In Guinea, incumbent Alpha Condé, age 82, ordered a crackdown on protests to his bid for a controversial third term. It resulted in the deaths of at least 50 in less than a year with “defense and security forces responsible for unlawful killings,” says Amnesty International. Voting took place this past Sunday.

Similarly in the Ivory Coast, protesters in the thousands filled the streets of the capital, Abidjan, when President Alassane Ouattara, in an about face, announced he would seek a third term in office. Five months ago, the 78 year old Ouattara had pledged to “transfer power to a new generation”. Voting is scheduled for Oct. 28.

“We need to adhere to the constitutional provisions of our countries, particularly on term limits,” Nigerian President Muhammadu Buhari told his counterparts at a meeting last month. “This is one area that generates crisis and political tension in our subregion.”

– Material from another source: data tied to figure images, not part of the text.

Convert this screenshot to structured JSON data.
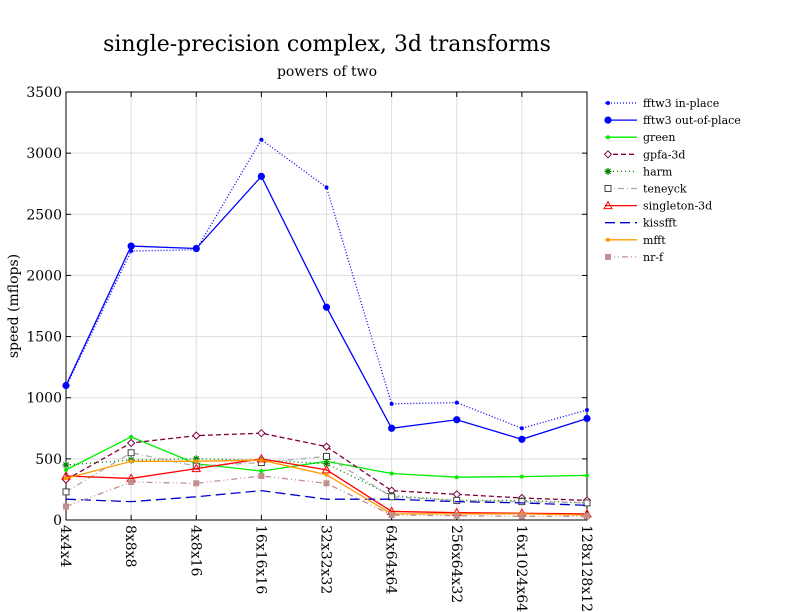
{
  "chart_data": {
    "type": "line",
    "title": "single-precision complex, 3d transforms",
    "subtitle": "powers of two",
    "xlabel": "",
    "ylabel": "speed (mflops)",
    "ylim": [
      0,
      3500
    ],
    "yticks": [
      0,
      500,
      1000,
      1500,
      2000,
      2500,
      3000,
      3500
    ],
    "categories": [
      "4x4x4",
      "8x8x8",
      "4x8x16",
      "16x16x16",
      "32x32x32",
      "64x64x64",
      "256x64x32",
      "16x1024x64",
      "128x128x128"
    ],
    "grid": true,
    "legend_position": "right",
    "series": [
      {
        "name": "fftw3 in-place",
        "color": "#0000ff",
        "dash": "1,2",
        "marker": "dot-small",
        "values": [
          1090,
          2200,
          2210,
          3110,
          2720,
          950,
          960,
          750,
          900
        ]
      },
      {
        "name": "fftw3 out-of-place",
        "color": "#0000ff",
        "dash": "",
        "marker": "dot-large",
        "values": [
          1100,
          2240,
          2220,
          2810,
          1740,
          750,
          820,
          660,
          830
        ]
      },
      {
        "name": "green",
        "color": "#00ee00",
        "dash": "",
        "marker": "dot-small",
        "values": [
          410,
          680,
          460,
          400,
          480,
          380,
          350,
          355,
          365
        ]
      },
      {
        "name": "gpfa-3d",
        "color": "#800040",
        "dash": "5,3",
        "marker": "diamond",
        "values": [
          330,
          630,
          690,
          710,
          600,
          240,
          210,
          180,
          160
        ]
      },
      {
        "name": "harm",
        "color": "#008000",
        "dash": "1,3",
        "marker": "asterisk",
        "values": [
          450,
          490,
          500,
          490,
          460,
          200,
          160,
          160,
          140
        ]
      },
      {
        "name": "teneyck",
        "color": "#aaaaaa",
        "dash": "6,3,1,3",
        "marker": "square",
        "values": [
          230,
          550,
          440,
          470,
          520,
          190,
          160,
          150,
          140
        ]
      },
      {
        "name": "singleton-3d",
        "color": "#ff0000",
        "dash": "",
        "marker": "triangle",
        "values": [
          360,
          340,
          420,
          500,
          410,
          70,
          60,
          55,
          50
        ]
      },
      {
        "name": "kissfft",
        "color": "#0000cc",
        "dash": "10,5",
        "marker": "none",
        "values": [
          170,
          150,
          190,
          240,
          170,
          170,
          150,
          140,
          120
        ]
      },
      {
        "name": "mfft",
        "color": "#ff9900",
        "dash": "",
        "marker": "dot-small",
        "values": [
          340,
          480,
          480,
          490,
          370,
          50,
          50,
          50,
          40
        ]
      },
      {
        "name": "nr-f",
        "color": "#c09090",
        "dash": "6,3,1,3,1,3",
        "marker": "square-filled",
        "values": [
          110,
          310,
          300,
          360,
          300,
          40,
          35,
          30,
          30
        ]
      }
    ]
  }
}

“The reluctance to giving up power is a growing trend across the continent,” writes Congolese freelancer Vava Tampa, “causing joblessness, conflict, corruption, economic decline, and human rights abuses. Even Paul Kagame, the West’s standard-bearer for ‘good African leadership’, changed the constitution to cling to power. In fact, according to the Economist’s 2019 Democracy Index, more than half of Africa’s 55 countries are ruled by a ‘life president’ or – in the words of the report’s authors – ‘authoritarian regimes’.”

Other contested elections in the coming months include Tanzania, Burkina Faso, Ghana, Niger, Uganda and Central African Republic. Will a growing people’s movement again be a ‘wind of change’?